1. Segundo orientação desta Corte, bem assim do Supremo Tribunal Federal, o art. 126 da LEP prevê a remição da pena pelo trabalho somente aos apenados que se encontram nos regimes fechado ou semiaberto, situação mantida com a entrada em vigor da Lei 12.433/2011.
2. Ordem denegada.
ACÓRDÃO
Vistos, relatados e discutidos os autos em que são partes as acima indicadas, acordam os Ministros da Sexta Turma do Superior Tribunal de Justiça: "A Turma, por unanimidade, denegou a ordem de habeas corpus, nos termos do voto da Sra. Ministra Relatora." Os Srs. Ministros Sebastião Reis Júnior e Vasco Della Giustina (Desembargador convocado do TJ/RS) votaram com a Sra. Ministra Relatora.
Ausente, justificadamente, o Sr. Ministro Og Fernandes.
Presidiu o julgamento a Sra. Ministra Maria Thereza de Assis Moura.
Brasília, 14 de fevereiro de 2012(Data do Julgamento)
Ministra Maria Thereza de Assis Moura
Relatora
RELATÓRIO
MINISTRA MARIA THEREZA DE ASSIS MOURA (Relatora):
Trata-se de habeas corpus, com pedido liminar, impetrado em favor de EDUARDO SIDNEI SOARES, apontando como autoridade coatora a Primeira Câmara Criminal do Tribunal de Justiça do Rio Grande do Sul (Agravo em Execução n.º 70037990058).

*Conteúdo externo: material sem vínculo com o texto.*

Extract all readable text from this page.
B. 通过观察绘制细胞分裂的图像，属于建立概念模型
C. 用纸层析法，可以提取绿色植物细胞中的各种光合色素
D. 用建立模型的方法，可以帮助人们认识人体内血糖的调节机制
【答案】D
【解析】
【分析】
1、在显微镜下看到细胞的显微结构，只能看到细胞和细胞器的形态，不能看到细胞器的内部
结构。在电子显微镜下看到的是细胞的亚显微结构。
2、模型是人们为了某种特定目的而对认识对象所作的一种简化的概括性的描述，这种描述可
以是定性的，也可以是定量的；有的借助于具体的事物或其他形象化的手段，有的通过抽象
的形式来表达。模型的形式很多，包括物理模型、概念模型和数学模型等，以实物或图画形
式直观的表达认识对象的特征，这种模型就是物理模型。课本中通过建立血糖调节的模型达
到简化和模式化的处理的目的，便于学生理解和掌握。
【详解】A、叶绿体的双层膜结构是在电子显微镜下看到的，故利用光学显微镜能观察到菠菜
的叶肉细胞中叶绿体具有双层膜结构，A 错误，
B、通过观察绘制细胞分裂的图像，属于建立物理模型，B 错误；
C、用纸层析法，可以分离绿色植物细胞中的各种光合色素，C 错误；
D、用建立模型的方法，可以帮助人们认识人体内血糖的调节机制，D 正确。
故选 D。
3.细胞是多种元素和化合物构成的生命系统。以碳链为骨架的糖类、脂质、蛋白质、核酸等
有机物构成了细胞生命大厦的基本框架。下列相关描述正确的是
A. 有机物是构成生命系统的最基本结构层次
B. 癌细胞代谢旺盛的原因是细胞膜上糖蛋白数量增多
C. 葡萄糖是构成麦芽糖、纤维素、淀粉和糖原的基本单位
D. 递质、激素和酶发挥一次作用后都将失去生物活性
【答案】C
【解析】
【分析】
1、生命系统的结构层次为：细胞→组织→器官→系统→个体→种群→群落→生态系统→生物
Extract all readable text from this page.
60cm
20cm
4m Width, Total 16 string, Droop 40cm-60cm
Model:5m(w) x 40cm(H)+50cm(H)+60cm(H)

Consta dos autos que, em 21.6.2010, o Juízo da Vara das Execuções Criminais de Novo Hamburgo/RS indeferiu o pedido de remição da pena do apenado no regime carcerário aberto, em razão de o trabalho externo figurar como condição obrigatória para a sua concessão. Confiram-se os termos da decisão unipessoal (fl. 45):
"Com razão o Ministério Público. Incabível a remição de pena no regime carcerário aberto, salvo se o apenado tenha permanecido recolhido no estabelecimento prisional sem usufruir do trabalho externo, benefício que, aliás, é condição obrigatória para tal regime, em conformidade com os artigos 126 e 115, II, ambos da Lei de Execução Penal. todavia, já que esse não é o caso dos autos, uma vez que o próprio atestado de efetivo trabalho faz menção de ter o apenado trabalhado no PAC.
Oficie-se ao estabelecimento prisional solicitando a remessa de novo atestado de efetivo trabalho, devendo ser desconsiderado o período em que o apenado está no regime aberto.

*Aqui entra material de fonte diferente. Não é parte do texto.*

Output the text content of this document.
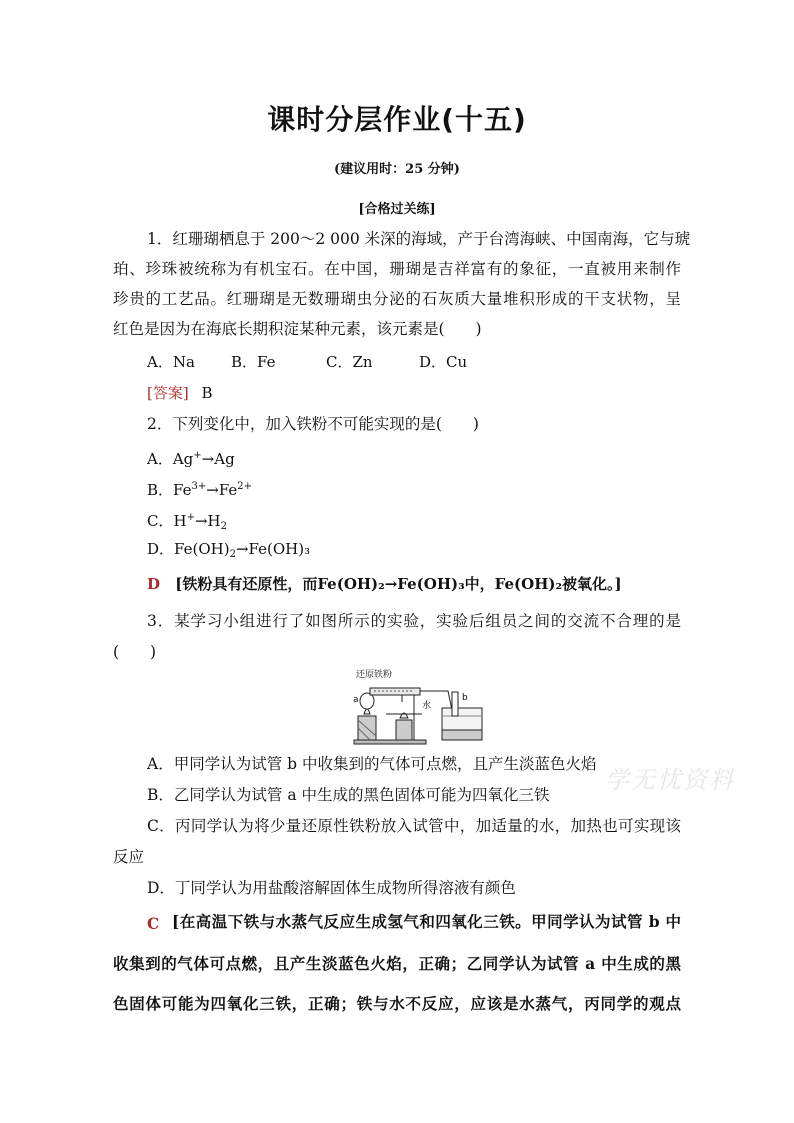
课时分层作业(十五)
(建议用时：25 分钟)
[合格过关练]
1．红珊瑚栖息于 200～2 000 米深的海域，产于台湾海峡、中国南海，它与琥
珀、珍珠被统称为有机宝石。在中国，珊瑚是吉祥富有的象征，一直被用来制作
珍贵的工艺品。红珊瑚是无数珊瑚虫分泌的石灰质大量堆积形成的干支状物，呈
红色是因为在海底长期积淀某种元素，该元素是(　　)
A．Na B．Fe	C．Zn	D．Cu
[答案] B
2．下列变化中，加入铁粉不可能实现的是(　　)
A．Ag+→Ag
B．$Fe^{3+}\to Fe^{2+}$
C．$H^+\to H_2$
D．$Fe(OH)_2\to Fe(OH)_3$
D [铁粉具有还原性，而Fe(OH)₂→Fe(OH)₃中，Fe(OH)₂被氧化。]
3．某学习小组进行了如图所示的实验，实验后组员之间的交流不合理的是
(　　)
还原铁粉
a
水
b
A．甲同学认为试管 b 中收集到的气体可点燃，且产生淡蓝色火焰
B．乙同学认为试管 a 中生成的黑色固体可能为四氧化三铁
C．丙同学认为将少量还原性铁粉放入试管中，加适量的水，加热也可实现该
反应
D．丁同学认为用盐酸溶解固体生成物所得溶液有颜色
学无忧资料
C [在高温下铁与水蒸气反应生成氢气和四氧化三铁。甲同学认为试管 b 中
收集到的气体可点燃，且产生淡蓝色火焰，正确；乙同学认为试管 a 中生成的黑
色固体可能为四氧化三铁，正确；铁与水不反应，应该是水蒸气，丙同学的观点
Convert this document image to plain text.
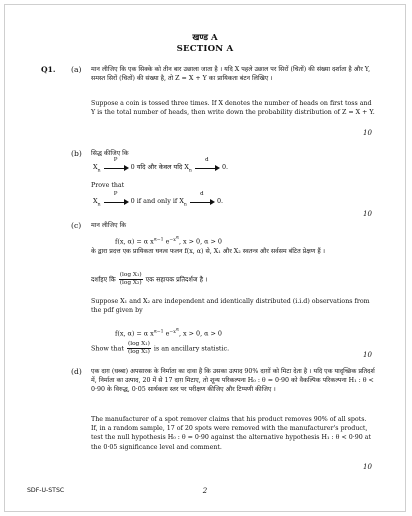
खण्ड A
SECTION A
Q1. (a) मान लीजिए कि एक सिक्के को तीन बार उछाला जाता है । यदि X पहले उछाल पर सिरों (चितों) की संख्या दर्शाता है और Y, समस्त सिरों (चितों) की संख्या है, तो Z = X + Y का प्रायिकता बंटन लिखिए ।

Suppose a coin is tossed three times. If X denotes the number of heads on first toss and Y is the total number of heads, then write down the probability distribution of Z = X + Y.

10
(b) सिद्ध कीजिए कि

$X_n$
P
0 यदि और केवल यदि $X_n$
d
0.

Prove that

$X_n$
P
0 if and only if $X_n$
d
0.
10
(c) मान लीजिए कि

f(x, α) = α $x^{\alpha-1}$ $e^{-x^\alpha}$, x > 0, α > 0

के द्वारा प्रदत्त एक प्रायिकता घनत्व फलन f(x, α) से, X₁ और X₂ स्वतन्त्र और सर्वसम बंटित प्रेक्षण हैं ।

दर्शाइए कि $\frac{\text{(log X₁)}}{\text{(log X₂)}}$ एक सहायक प्रतिदर्शज है ।

Suppose X₁ and X₂ are independent and identically distributed (i.i.d) observations from the pdf given by

f(x, α) = α $x^{\alpha-1}$ $e^{-x^\alpha}$, x > 0, α > 0
Show that $\frac{\text{(log X₁)}}{\text{(log X₂)}}$ is an ancillary statistic.
10
(d) एक दाग़ (धब्बा) अपसारक के निर्माता का दावा है कि उसका उत्पाद 90% दाग़ों को मिटा देता है । यदि एक यादृच्छिक प्रतिदर्श में, निर्माता का उत्पाद, 20 में से 17 दाग़ मिटाए, तो शून्य परिकल्पना H₀ : θ = 0·90 को वैकल्पिक परिकल्पना H₁ : θ < 0·90 के विरुद्ध, 0·05 सार्थकता स्तर पर परीक्षण कीजिए और टिप्पणी कीजिए ।

The manufacturer of a spot remover claims that his product removes 90% of all spots. If, in a random sample, 17 of 20 spots were removed with the manufacturer's product, test the null hypothesis H₀ : θ = 0·90 against the alternative hypothesis H₁ : θ < 0·90 at the 0·05 significance level and comment.

10
SDF-U-STSC	2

Com relação ao benefício da comutação, conforme certidão de fl. 519, não há período a comutar, uma vez que o apenado cumpriu toda a pena referente ao crime comum até 25.12.09, razão pela qual indefiro o pedido com base no artigo 2.º e 7.º, parágrafo único, do Decreto n.º 7.046/09."

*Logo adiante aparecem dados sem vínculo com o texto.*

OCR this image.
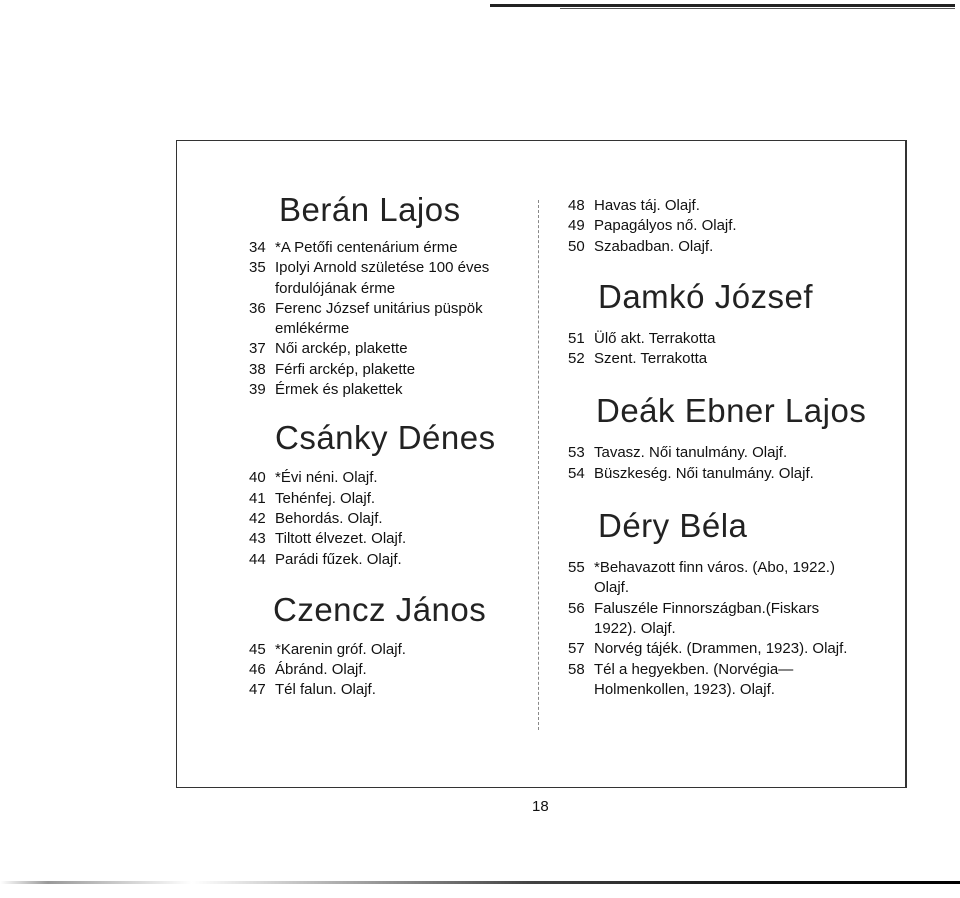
Berán Lajos
34 *A Petőfi centenárium érme
35 Ipolyi Arnold születése 100 éves fordulójának érme
36 Ferenc József unitárius püspök emlékérme
37 Női arckép, plakette
38 Férfi arckép, plakette
39 Érmek és plakettek
Csánky Dénes
40 *Évi néni. Olajf.
41 Tehénfej. Olajf.
42 Behordás. Olajf.
43 Tiltott élvezet. Olajf.
44 Parádi fűzek. Olajf.
Czencz János
45 *Karenin gróf. Olajf.
46 Ábránd. Olajf.
47 Tél falun. Olajf.
48 Havas táj. Olajf.
49 Papagályos nő. Olajf.
50 Szabadban. Olajf.
Damkó József
51 Ülő akt. Terrakotta
52 Szent. Terrakotta
Deák Ebner Lajos
53 Tavasz. Női tanulmány. Olajf.
54 Büszkeség. Női tanulmány. Olajf.
Déry Béla
55 *Behavazott finn város. (Abo, 1922.) Olajf.
56 Faluszéle Finnországban.(Fiskars 1922). Olajf.
57 Norvég tájék. (Drammen, 1923). Olajf.
58 Tél a hegyekben. (Norvégia—Holmenkollen, 1923). Olajf.
18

Inconformada, a defesa interpôs agravo em execução perante o Colegiado de origem, que negou provimento ao recurso. Eis a ementa do decisum (fl. 86):
"AGRAVO EM EXECUÇÃO. PEDIDO DE REMIÇÃO DE PENA. REGIME ABERTO. IMPOSSIBILIDADE.
O artigo 126 da LEP exclui o regime aberto para a remição, pois esta é um direito privativo dos apenados que estejam cumprindo pena no regime semiaberto ou fechado.
AGRAVO DEFENSIVO IMPROVIDO. DECISÃO UNÂNIME."
Daí o presente writ, em que a impetrante alega constrangimento ilegal, ao argumento de que o instituto da remição deve ser aplicado ao apenado em regime aberto, em virtude do caráter ressocializador.
Afirma que, "em que pese a LEP ser omissa em relação aos apenados que cumprem pena em regime aberto que intentam a remição, merece ser empregada a analogia em bonam partem no caso em análise, conjugada com os princípios do Direito Penal e as finalidades da pena que emergem do bojo principiológico da LEP; para que ao cabo de tudo se possa pensar em função ressocializadora da pena (de acordo com as suas possibilidades práticas e jurídicas do caso concreto) e em respeito à dignidade humana" (fl. 3).
Requer, liminarmente e no mérito, seja cassado o acórdão objurgado a fim de se conceder a remissão da pena ao paciente pelos dias trabalhados durante o cumprimento no regime aberto.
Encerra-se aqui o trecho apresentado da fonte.